I am trying to learn the vielbein formalism and have a question for the example of the Riemann sphere $S^2$. I am afraid my question is rather elementary, as it seems to be a simple sign error. Still, could someone help me figure this out?

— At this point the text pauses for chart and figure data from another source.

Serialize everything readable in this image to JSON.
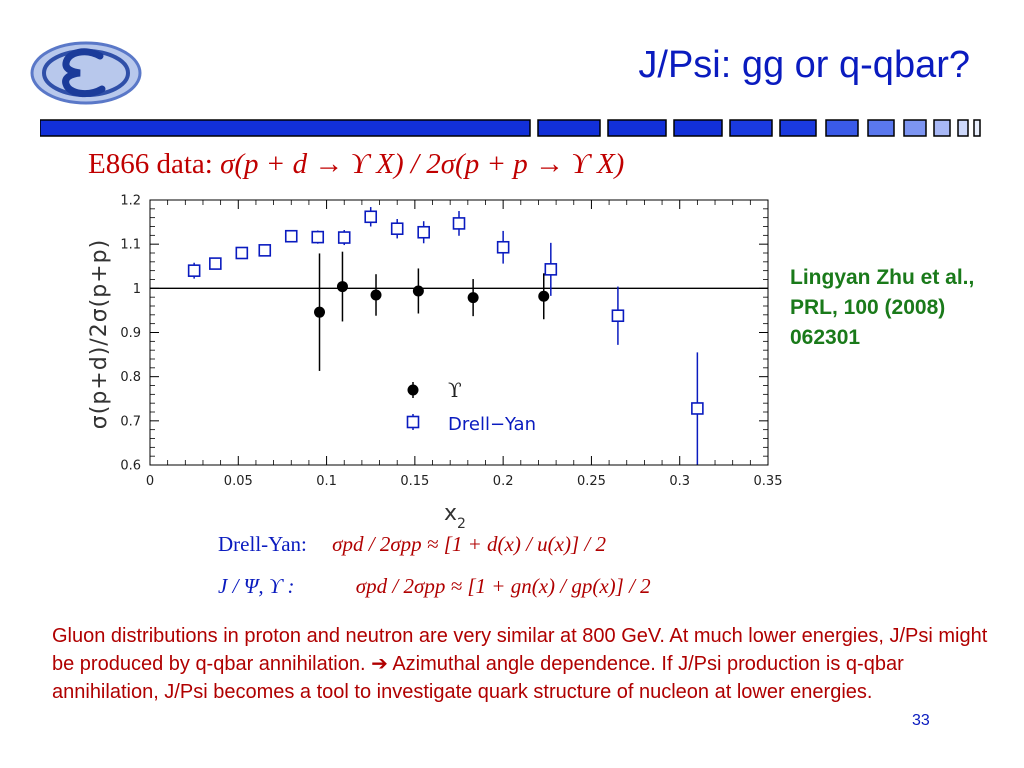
{
  "slide": {
    "title": "J/Psi: gg or q-qbar?",
    "page_number": "33",
    "accent_color": "#0a1bbf",
    "highlight_color": "#b00000",
    "reference_color": "#1a7a1a"
  },
  "formula_title": {
    "prefix": "E866 data:",
    "expression": "σ(p + d → ϒ X) / 2σ(p + p → ϒ X)"
  },
  "reference": {
    "text": "Lingyan Zhu et al., PRL, 100 (2008) 062301"
  },
  "equations": {
    "drell_yan_label": "Drell-Yan:",
    "drell_yan_expr": "σpd / 2σpp ≈ [1 + d(x) / u(x)] / 2",
    "jpsi_label": "J / Ψ, ϒ :",
    "jpsi_expr": "σpd / 2σpp ≈ [1 + gn(x) / gp(x)] / 2"
  },
  "body": {
    "text": "Gluon distributions in proton and neutron are very similar at 800 GeV.  At much lower energies, J/Psi might be produced by q-qbar annihilation.  ➔ Azimuthal angle dependence.  If J/Psi production is q-qbar annihilation, J/Psi becomes a tool to investigate quark structure of nucleon at lower energies."
  },
  "chart_data": {
    "type": "scatter",
    "xlabel": "x2",
    "ylabel": "σ(p+d)/2σ(p+p)",
    "xlim": [
      0,
      0.35
    ],
    "ylim": [
      0.6,
      1.2
    ],
    "x_ticks": [
      "0",
      "0.05",
      "0.1",
      "0.15",
      "0.2",
      "0.25",
      "0.3",
      "0.35"
    ],
    "y_ticks": [
      "0.6",
      "0.7",
      "0.8",
      "0.9",
      "1",
      "1.1",
      "1.2"
    ],
    "reference_line": 1.0,
    "legend_position": "lower-center",
    "series": [
      {
        "name": "ϒ",
        "marker": "filled-circle",
        "color": "#000000",
        "points": [
          {
            "x": 0.096,
            "y": 0.946,
            "err": 0.133
          },
          {
            "x": 0.109,
            "y": 1.004,
            "err": 0.079
          },
          {
            "x": 0.128,
            "y": 0.985,
            "err": 0.047
          },
          {
            "x": 0.152,
            "y": 0.994,
            "err": 0.051
          },
          {
            "x": 0.183,
            "y": 0.979,
            "err": 0.042
          },
          {
            "x": 0.223,
            "y": 0.982,
            "err": 0.052
          }
        ]
      },
      {
        "name": "Drell−Yan",
        "marker": "open-square",
        "color": "#0a1bbf",
        "points": [
          {
            "x": 0.025,
            "y": 1.04,
            "err": 0.018
          },
          {
            "x": 0.037,
            "y": 1.056,
            "err": 0.012
          },
          {
            "x": 0.052,
            "y": 1.08,
            "err": 0.012
          },
          {
            "x": 0.065,
            "y": 1.086,
            "err": 0.012
          },
          {
            "x": 0.08,
            "y": 1.118,
            "err": 0.013
          },
          {
            "x": 0.095,
            "y": 1.116,
            "err": 0.015
          },
          {
            "x": 0.11,
            "y": 1.115,
            "err": 0.017
          },
          {
            "x": 0.125,
            "y": 1.162,
            "err": 0.022
          },
          {
            "x": 0.14,
            "y": 1.135,
            "err": 0.022
          },
          {
            "x": 0.155,
            "y": 1.127,
            "err": 0.025
          },
          {
            "x": 0.175,
            "y": 1.147,
            "err": 0.028
          },
          {
            "x": 0.2,
            "y": 1.093,
            "err": 0.037
          },
          {
            "x": 0.227,
            "y": 1.043,
            "err": 0.06
          },
          {
            "x": 0.265,
            "y": 0.938,
            "err": 0.066
          },
          {
            "x": 0.31,
            "y": 0.728,
            "err": 0.127
          }
        ]
      }
    ]
  }
}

On the sphere with coordinates $(x,y,z) = (\cos ϕ \sin θ, \sin ϕ \sin θ, \cos θ)$ and metric $ds^2 = dθ^2 + \sin θ^2 dϕ^2$, we can define the zweibein

$$ e_θ = ∂_θ , \quad e_ϕ = \frac{1}{\sin θ} ∂_ϕ$$

The Levi-Civita connection for the metric is torsion-free, which means

$$ \nabla_{e_ϕ} e_θ - \nabla_{e_θ} e_ϕ = [e_ϕ,e_θ] $$

A separate calculation shows that $\nabla_{e_θ}e_ϕ = 0$, so we can use this formula to quickly calculate the connection form $ω_{ab}$:

$$ \nabla_{e_ϕ} e_θ = [e_ϕ,e_θ] = -∂_θ(\frac{1}{\sin θ})·∂_ϕ = \cot θ · e_ϕ \equiv ω_{θ\ \ }^{\ \ ϕ}(e_ϕ) e_ϕ$$

Unfortunately, this calculation seems to be wrong, because it contradicts the statement

$$ ω^{ϕ\ \ }_{\ \ θ}(e_ϕ) = \cot θ $$

that I found in some lecture notes (formula (2.345)). The connection form is antisymmetric, so one of the two values should be $-\cot θ$, but I can't decide which.

Can somebody help me find the source of this sign discrepancy?